The datasets also yielded interesting new biological insights. For example, the study with 1,019 samples helped elucidate a new mechanism by which transposons – sometimes called ‘jumping genes’ – can help move stretches of DNA to new locations within the genome, giving rise to new variants. The 65-genome dataset, on the other hand, helped scientists understand certain sections of the genome that are very difficult to study using traditional methods, such as centromeres. Centromeres are the spots where two strands of the chromosome attach to each other when cells divide (forming the well-known X-shape), and disruptions in them have been linked to many disorders, including immune disorders and cancer.
“These two studies underscore the crucial role of repetitive DNA in shaping the human genome, uncovering a reservoir of genetic variation within regions that were largely missed in previous reference datasets due to their repetitive and complex nature,” said Bernardo Rodríguez-Martín, former member of the Korbel group, now Group Leader at the CRG and co-senior author of one of the studies.
A new resource for genome biologists
The new datasets have been made publicly available to researchers worldwide to analyse and use. The studies also forced innovation in the form of new genomic analysis methods, which the scientists created to analyse data at a scale much greater than previous studies had attempted.

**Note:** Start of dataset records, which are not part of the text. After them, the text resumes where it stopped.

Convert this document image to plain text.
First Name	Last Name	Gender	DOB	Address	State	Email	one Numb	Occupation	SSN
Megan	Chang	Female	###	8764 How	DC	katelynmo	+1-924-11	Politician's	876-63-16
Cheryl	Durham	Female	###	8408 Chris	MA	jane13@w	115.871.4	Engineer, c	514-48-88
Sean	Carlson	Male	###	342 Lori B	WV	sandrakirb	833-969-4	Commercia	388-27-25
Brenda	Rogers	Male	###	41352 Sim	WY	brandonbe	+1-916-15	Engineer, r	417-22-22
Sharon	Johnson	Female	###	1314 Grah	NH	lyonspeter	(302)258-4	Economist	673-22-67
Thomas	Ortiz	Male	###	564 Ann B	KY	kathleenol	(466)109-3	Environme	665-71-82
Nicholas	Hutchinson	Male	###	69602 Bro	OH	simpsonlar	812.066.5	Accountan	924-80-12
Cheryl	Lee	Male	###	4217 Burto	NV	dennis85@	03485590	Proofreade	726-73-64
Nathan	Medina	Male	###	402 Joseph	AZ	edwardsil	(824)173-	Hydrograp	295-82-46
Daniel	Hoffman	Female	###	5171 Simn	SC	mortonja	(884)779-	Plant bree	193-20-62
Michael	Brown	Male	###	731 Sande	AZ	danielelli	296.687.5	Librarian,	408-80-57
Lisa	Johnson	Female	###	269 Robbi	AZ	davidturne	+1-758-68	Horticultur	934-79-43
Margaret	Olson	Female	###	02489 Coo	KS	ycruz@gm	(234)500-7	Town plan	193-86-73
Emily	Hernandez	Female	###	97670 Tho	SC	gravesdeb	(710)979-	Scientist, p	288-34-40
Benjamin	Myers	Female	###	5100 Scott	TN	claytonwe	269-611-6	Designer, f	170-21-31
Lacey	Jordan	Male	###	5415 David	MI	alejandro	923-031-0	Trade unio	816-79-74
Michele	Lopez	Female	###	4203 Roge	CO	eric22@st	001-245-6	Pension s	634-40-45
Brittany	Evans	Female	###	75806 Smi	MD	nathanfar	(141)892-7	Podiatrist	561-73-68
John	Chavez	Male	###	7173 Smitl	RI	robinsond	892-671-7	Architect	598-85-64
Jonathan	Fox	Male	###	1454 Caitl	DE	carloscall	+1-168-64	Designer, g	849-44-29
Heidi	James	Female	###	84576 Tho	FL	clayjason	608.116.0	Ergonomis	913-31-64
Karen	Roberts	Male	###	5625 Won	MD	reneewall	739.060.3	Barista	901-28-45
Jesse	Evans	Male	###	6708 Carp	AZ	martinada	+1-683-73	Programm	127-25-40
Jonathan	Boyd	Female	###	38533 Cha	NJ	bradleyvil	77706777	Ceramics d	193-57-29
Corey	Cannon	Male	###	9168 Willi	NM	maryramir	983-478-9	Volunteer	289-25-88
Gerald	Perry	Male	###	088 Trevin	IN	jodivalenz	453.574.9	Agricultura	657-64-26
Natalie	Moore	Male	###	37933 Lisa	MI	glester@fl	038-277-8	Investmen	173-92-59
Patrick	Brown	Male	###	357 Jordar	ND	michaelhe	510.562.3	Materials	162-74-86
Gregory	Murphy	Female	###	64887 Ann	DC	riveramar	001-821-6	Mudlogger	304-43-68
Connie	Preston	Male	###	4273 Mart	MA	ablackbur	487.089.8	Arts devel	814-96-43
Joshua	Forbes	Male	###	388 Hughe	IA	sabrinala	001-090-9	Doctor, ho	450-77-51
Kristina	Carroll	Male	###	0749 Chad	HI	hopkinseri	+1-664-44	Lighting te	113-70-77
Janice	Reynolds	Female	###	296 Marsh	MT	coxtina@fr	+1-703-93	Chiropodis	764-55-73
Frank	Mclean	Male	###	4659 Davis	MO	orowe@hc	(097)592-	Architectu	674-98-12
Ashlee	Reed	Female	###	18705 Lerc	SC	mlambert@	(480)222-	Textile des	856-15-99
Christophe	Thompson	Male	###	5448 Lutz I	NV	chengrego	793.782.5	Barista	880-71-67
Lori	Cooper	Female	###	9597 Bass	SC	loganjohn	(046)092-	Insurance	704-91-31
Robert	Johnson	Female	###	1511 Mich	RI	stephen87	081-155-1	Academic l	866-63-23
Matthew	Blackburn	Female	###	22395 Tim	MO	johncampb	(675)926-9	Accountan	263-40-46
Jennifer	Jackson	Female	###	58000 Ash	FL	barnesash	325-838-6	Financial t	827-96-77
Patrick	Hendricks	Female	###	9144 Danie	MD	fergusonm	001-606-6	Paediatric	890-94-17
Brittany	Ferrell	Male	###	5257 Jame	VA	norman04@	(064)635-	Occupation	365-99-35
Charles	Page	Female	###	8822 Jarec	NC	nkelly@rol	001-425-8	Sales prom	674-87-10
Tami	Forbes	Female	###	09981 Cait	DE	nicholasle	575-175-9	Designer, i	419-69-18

“Through these studies, we have created a comprehensive and medically-relevant resource that can now be used by researchers everywhere to better understand the origins of human genomic variation, and see how it is affected by a plethora of different factors,” said Tobias Marschall, Professor at Heinrich Heine University Düsseldorf and co-senior author on the two studies. “This is a great example of collaborative research opening up new vistas in genomic science and a step towards a more complete human pangenome.”